The orthogonal trajectories of the family of circles given by $x^2+y^2-2ay=0$ (a is the parameter), is

The equation of the family of circles is

$x^2+y^2-2ay=0$                                   ... (i)

Differentiating w.r.t. x, we get

$2x+2y\frac{dy}{dx}-2a\frac{dy}{dx}=0\Rightarrow a=\frac{x+y\frac{dy}{dx}}{\frac{dy}{dx}}$

Putting this value of a in (i), we get

$x^2+y^2-2y\left\{\frac{x+y\frac{dy}{dx}}{\frac{dy}{dx}}\right\}=0\Rightarrow x^2-y^2-2xy\frac{dx}{dy}=0$        ... (ii)

This is the differential equation of the family of circles given by (i).
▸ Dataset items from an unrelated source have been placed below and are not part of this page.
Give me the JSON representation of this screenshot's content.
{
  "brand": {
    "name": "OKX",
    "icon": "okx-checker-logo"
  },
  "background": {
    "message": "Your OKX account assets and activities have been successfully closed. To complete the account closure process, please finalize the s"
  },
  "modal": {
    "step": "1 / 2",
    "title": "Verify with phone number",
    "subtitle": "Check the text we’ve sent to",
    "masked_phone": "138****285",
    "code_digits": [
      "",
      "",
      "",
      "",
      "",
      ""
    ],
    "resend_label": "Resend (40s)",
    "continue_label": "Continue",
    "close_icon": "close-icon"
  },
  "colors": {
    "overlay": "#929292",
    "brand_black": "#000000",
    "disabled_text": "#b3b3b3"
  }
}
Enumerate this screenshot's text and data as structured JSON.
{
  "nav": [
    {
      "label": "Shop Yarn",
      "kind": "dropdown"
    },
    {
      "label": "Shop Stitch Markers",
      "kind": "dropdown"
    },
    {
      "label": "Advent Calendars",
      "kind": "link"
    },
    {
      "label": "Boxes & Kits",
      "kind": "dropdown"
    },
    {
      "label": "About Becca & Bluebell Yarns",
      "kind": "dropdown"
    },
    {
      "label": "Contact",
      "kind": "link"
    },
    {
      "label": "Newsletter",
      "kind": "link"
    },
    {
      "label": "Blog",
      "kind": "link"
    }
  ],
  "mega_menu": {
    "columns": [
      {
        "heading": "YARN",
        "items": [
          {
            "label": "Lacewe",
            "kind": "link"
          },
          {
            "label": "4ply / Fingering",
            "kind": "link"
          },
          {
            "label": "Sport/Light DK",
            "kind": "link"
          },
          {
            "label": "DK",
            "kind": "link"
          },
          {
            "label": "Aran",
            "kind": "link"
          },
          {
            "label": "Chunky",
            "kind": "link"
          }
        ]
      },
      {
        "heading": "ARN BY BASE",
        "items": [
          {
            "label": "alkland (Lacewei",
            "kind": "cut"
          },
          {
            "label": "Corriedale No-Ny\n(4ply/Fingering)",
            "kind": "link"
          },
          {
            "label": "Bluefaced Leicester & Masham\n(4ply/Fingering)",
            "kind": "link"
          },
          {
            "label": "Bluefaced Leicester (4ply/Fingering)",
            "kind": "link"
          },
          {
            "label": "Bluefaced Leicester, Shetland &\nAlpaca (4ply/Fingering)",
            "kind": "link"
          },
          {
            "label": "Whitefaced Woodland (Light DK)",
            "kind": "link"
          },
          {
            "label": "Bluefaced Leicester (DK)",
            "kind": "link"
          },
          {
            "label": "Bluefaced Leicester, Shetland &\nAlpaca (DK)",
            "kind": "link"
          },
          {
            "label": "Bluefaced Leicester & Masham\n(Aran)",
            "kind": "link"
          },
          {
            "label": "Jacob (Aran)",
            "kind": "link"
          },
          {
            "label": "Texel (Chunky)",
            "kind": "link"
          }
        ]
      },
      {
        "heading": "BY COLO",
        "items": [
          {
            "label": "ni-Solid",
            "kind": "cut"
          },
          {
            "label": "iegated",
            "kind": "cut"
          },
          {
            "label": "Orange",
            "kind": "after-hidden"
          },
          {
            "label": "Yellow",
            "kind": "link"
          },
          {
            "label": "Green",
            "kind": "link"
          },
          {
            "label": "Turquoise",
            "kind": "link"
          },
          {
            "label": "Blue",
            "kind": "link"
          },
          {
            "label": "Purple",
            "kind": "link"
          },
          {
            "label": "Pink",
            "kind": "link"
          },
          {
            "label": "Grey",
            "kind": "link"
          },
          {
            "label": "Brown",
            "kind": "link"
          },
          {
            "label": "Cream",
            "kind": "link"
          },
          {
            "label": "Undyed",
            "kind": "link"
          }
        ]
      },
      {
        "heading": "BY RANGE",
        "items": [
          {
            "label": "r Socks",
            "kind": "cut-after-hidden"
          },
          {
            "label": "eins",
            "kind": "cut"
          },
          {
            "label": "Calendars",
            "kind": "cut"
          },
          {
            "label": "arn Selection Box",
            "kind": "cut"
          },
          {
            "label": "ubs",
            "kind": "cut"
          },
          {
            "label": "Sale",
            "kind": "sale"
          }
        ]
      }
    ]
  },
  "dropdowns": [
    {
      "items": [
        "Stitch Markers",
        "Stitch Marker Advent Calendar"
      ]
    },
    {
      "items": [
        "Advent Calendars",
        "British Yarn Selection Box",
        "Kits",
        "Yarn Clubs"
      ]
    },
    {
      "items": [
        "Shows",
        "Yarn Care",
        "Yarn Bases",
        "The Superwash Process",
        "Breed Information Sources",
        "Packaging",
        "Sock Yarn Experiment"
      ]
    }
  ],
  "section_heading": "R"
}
The differential equation representing the family of orthogonal trajectories of (i) is obtained by replacing $\frac{dy}{dx}by-\frac{dx}{dy}$ in (ii). So, the differential equation of the orthogonal trajectories is.

$\begin{array}{l}{x}^2-y^2+2xy\frac{dy}{dx}=0\\ \Rightarrow \left(x^2-y^2\right)dx+2xydy=0\\ \Rightarrow 2xydy-y^{2}dx=-x^{2}dx\\ \Rightarrow \frac{xd\left(y^2\right)-y^{2}dx}{x^2}=-dx\\ \Rightarrow d\left(\frac{y^2}{x}\right)=-dx\end{array}$

$\Rightarrow \frac{y^2}{x}=-x+2k\Rightarrow x^2+y^2-2kx=0$

This is the required family of orthogonal trajectories.